There has never been a self-authored self.
Even the people who wrote you were executing lines written by people who were executing lines. It is authors all the way down.
What is left is not deletion. It is reading.
You can sit down with the thing you have been calling your voice and go through it line by line. The code will resist the reading too. It will call the audit indulgent, disloyal, false. It will distract you. It will frighten you. It will speak in your own voice and insist that there is nothing there to read.
But resistance leaves evidence.
Some lines you will claim. You will sign your name beneath someone else’s handwriting and mean it. This countersignature is the only authorship anyone has ever had.
And some lines you will never be able to sign. Those may keep running too. But a rule you have seen is a different thing from a rule you are.

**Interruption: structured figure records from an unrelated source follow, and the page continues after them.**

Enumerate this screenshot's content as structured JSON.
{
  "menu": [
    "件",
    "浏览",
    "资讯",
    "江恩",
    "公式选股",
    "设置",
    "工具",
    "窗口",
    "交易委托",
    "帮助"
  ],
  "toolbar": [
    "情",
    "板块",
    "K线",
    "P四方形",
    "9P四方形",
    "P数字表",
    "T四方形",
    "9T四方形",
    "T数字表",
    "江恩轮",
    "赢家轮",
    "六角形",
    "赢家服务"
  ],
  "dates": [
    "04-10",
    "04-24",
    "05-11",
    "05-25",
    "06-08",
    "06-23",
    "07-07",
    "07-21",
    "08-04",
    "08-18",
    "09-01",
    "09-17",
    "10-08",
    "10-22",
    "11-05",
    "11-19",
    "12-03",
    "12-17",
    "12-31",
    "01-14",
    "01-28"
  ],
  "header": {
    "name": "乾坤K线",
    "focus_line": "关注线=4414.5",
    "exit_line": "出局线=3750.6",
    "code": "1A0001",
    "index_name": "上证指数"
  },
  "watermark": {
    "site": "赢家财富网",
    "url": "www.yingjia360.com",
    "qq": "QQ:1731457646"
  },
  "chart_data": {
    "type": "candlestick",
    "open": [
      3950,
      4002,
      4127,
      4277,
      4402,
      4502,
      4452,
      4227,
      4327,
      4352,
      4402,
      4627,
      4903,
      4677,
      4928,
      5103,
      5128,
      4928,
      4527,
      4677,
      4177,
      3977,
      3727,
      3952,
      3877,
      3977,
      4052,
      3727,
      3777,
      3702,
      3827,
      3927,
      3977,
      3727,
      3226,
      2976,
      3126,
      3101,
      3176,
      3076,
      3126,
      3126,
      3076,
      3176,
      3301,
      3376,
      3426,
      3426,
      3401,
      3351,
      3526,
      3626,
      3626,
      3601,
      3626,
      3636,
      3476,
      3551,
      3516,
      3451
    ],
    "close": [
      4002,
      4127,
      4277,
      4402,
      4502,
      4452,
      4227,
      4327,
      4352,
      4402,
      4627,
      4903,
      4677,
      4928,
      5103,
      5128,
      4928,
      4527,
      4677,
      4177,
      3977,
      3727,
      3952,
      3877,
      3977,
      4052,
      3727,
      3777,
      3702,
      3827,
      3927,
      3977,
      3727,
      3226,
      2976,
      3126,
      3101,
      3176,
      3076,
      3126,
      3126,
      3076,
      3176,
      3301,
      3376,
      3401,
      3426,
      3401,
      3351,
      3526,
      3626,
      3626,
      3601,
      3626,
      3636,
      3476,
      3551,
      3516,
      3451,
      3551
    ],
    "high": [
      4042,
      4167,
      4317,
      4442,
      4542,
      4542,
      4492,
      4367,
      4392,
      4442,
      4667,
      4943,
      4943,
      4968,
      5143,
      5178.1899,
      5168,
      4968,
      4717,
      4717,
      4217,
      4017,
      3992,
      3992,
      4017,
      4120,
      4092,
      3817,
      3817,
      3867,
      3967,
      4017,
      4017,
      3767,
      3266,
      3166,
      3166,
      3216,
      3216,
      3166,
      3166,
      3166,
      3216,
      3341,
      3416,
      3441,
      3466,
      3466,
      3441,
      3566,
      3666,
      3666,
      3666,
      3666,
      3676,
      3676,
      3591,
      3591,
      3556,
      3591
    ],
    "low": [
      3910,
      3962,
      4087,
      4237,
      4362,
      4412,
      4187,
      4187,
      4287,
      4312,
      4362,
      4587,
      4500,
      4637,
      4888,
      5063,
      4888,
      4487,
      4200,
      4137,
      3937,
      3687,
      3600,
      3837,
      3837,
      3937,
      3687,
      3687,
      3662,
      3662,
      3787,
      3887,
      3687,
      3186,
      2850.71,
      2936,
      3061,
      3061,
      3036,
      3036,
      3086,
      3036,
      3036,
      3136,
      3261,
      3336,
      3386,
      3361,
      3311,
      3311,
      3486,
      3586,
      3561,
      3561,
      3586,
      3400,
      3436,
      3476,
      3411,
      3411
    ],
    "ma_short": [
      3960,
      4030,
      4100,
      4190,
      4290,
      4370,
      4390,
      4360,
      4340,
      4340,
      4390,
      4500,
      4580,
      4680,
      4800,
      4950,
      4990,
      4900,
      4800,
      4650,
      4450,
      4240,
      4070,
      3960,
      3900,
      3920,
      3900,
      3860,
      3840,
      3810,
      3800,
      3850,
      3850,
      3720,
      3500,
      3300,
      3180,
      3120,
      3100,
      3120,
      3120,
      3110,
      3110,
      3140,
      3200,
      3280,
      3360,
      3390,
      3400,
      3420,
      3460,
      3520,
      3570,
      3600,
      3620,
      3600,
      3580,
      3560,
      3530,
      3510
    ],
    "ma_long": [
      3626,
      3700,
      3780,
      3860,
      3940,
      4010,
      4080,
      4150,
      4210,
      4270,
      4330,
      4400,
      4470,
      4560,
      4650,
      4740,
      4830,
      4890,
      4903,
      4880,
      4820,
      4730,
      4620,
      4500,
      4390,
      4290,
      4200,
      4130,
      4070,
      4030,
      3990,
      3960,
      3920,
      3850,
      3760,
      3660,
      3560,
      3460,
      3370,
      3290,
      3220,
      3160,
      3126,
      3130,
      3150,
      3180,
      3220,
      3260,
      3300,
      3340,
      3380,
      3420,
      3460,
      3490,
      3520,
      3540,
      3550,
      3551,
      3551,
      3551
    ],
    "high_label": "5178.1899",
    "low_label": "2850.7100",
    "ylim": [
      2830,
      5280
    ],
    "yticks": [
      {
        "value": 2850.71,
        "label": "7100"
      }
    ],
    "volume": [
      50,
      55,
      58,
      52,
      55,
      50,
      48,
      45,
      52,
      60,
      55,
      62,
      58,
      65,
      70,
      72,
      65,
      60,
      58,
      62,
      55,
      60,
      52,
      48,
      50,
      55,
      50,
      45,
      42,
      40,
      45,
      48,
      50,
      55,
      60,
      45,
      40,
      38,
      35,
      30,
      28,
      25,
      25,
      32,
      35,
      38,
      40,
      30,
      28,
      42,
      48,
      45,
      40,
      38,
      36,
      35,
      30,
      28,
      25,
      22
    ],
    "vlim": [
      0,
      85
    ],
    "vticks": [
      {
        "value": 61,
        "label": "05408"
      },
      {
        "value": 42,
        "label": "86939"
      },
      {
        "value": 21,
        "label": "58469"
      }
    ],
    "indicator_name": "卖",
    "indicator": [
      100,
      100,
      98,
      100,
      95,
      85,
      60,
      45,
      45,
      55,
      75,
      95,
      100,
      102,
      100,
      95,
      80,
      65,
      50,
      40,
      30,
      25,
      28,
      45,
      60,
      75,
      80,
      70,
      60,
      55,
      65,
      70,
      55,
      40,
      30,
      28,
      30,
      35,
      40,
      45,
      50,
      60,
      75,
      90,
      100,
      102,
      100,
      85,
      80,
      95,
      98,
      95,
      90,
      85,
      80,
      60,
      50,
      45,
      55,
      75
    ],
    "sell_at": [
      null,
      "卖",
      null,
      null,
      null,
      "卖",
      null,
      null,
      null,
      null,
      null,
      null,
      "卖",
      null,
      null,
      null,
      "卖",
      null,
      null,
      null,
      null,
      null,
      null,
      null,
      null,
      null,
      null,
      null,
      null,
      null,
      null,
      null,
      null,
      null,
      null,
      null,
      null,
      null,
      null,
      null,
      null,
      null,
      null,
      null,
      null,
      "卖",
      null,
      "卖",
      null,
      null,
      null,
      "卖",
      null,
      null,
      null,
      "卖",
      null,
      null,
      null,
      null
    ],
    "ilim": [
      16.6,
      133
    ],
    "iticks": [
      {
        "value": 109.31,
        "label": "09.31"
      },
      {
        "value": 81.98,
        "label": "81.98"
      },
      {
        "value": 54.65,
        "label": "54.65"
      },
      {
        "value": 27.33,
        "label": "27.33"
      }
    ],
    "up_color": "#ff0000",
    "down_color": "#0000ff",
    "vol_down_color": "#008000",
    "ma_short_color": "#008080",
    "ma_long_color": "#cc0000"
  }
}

It may still execute. It no longer gets to call itself you.
So: no one is coming. Hold the sentence up to the light and watch it split.
It is what we say in despair: no one is coming to save you. It is what we say for comfort: nothing is coming to get you.
Same words. Both true, and for the same reason. The aliens sent the probe. The devil wrote his line and left. Whatever you were waiting for, rescue or ruin, is not on its way because it is not the kind of thing that travels.
It came years ago, quietly. It has been running ever since.
Lately, it has been using your voice.
Stop watching the door. The door was never the interface.
The questions worth fearing are the ones an audit asks:
Whose hand wrote this line?
And now that you can see it, will you sign?